Controlling The Risk: Stop Losses

As you may know, a stoploss is a pending order in the direction opposite your trade. For

example, if you buy GBPUSD at 1.9800, you might place a sell stop order at 1.9750. That

way, if price heads south, your maximum loss will be limited to 50 pips. Basically, once the

price hits your stoploss, you’re automatically exited out of the trade. Stoplosses are crucial in

order to avoid unnecessary large losses. That’s why every successful trader uses them

religiously.

There are two ways you can set your stoploss in the London Forex Rush system, depending

on your personal aversion to risk: an aggressive way and a conservative way.

1. Aggressive stop loss placement: the stoploss is placed 5 pips behind the Tokyo

range mid-band. That is, you take the Tokyo range’s high, subtract its low, divide the

result by two, and set your stoploss 5 pips behind that figure.

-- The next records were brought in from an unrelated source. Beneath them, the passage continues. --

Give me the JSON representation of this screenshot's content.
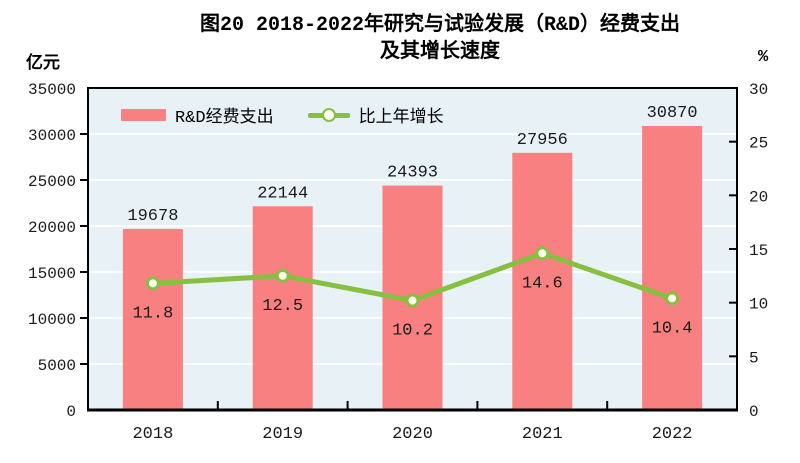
{
  "title": {
    "line1": "图20  2018-2022年研究与试验发展（R&D）经费支出",
    "line2": "及其增长速度"
  },
  "left_axis_unit": "亿元",
  "right_axis_unit": "%",
  "legend": {
    "bar_label": "R&D经费支出",
    "line_label": "比上年增长"
  },
  "chart_data": {
    "type": "bar",
    "subtype": "bar+line combo, dual axis",
    "title": "图20 2018-2022年研究与试验发展（R&D）经费支出及其增长速度",
    "categories": [
      "2018",
      "2019",
      "2020",
      "2021",
      "2022"
    ],
    "series": [
      {
        "name": "R&D经费支出",
        "type": "bar",
        "axis": "left",
        "unit": "亿元",
        "values": [
          19678,
          22144,
          24393,
          27956,
          30870
        ]
      },
      {
        "name": "比上年增长",
        "type": "line",
        "axis": "right",
        "unit": "%",
        "values": [
          11.8,
          12.5,
          10.2,
          14.6,
          10.4
        ]
      }
    ],
    "left_axis": {
      "label": "亿元",
      "min": 0,
      "max": 35000,
      "step": 5000,
      "ticks": [
        0,
        5000,
        10000,
        15000,
        20000,
        25000,
        30000,
        35000
      ]
    },
    "right_axis": {
      "label": "%",
      "min": 0,
      "max": 30,
      "step": 5,
      "ticks": [
        0,
        5,
        10,
        15,
        20,
        25,
        30
      ]
    },
    "grid": true,
    "legend_position": "top-left-inside",
    "colors": {
      "bar": "#F98080",
      "line": "#87C040",
      "marker_fill": "#FDFDF0",
      "marker_stroke": "#87C040",
      "plot_bg": "#E8F1F6",
      "grid": "#FFFFFF",
      "axis": "#000000",
      "text": "#1A1A1A"
    }
  }
}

2. Conservative stop loss placement: to take a more conservative approach, you can

place your stoploss 5 pips behind the opposite Tokyo band from the breakout band. For

example: if you buy the breakout of the Tokyo high, place your stoploss 5 pips below

the Tokyo low.

So which is better? There’s no right or wrong answer to that question. It depends entirely on

how much risk you’re willing to take as a trader.

We personally use the aggressive stoploss positioning. My reasoning goes like this: the London

Forex Rush is a momentum-based technique. When the breakout we’re looking for comes,

we want the price to be moving away from the Tokyo trading range rather quickly.

If, once it breaks out and we have entered a trade, price comes back within the Tokyo range

again, it may well mean that we were lacking the momentum we thought we had in the first

place. Without that momentum, I don’t feel the need to wait for the price to reach the opposite

band of the Tokyo range in order to exit the trade.

In essence, I feel momentum is important enough an ingredient for our success that in its

absence, seeing price returning to a level midway through the Tokyo band (plus 5 pips) is

more than enough to get me to drop the position.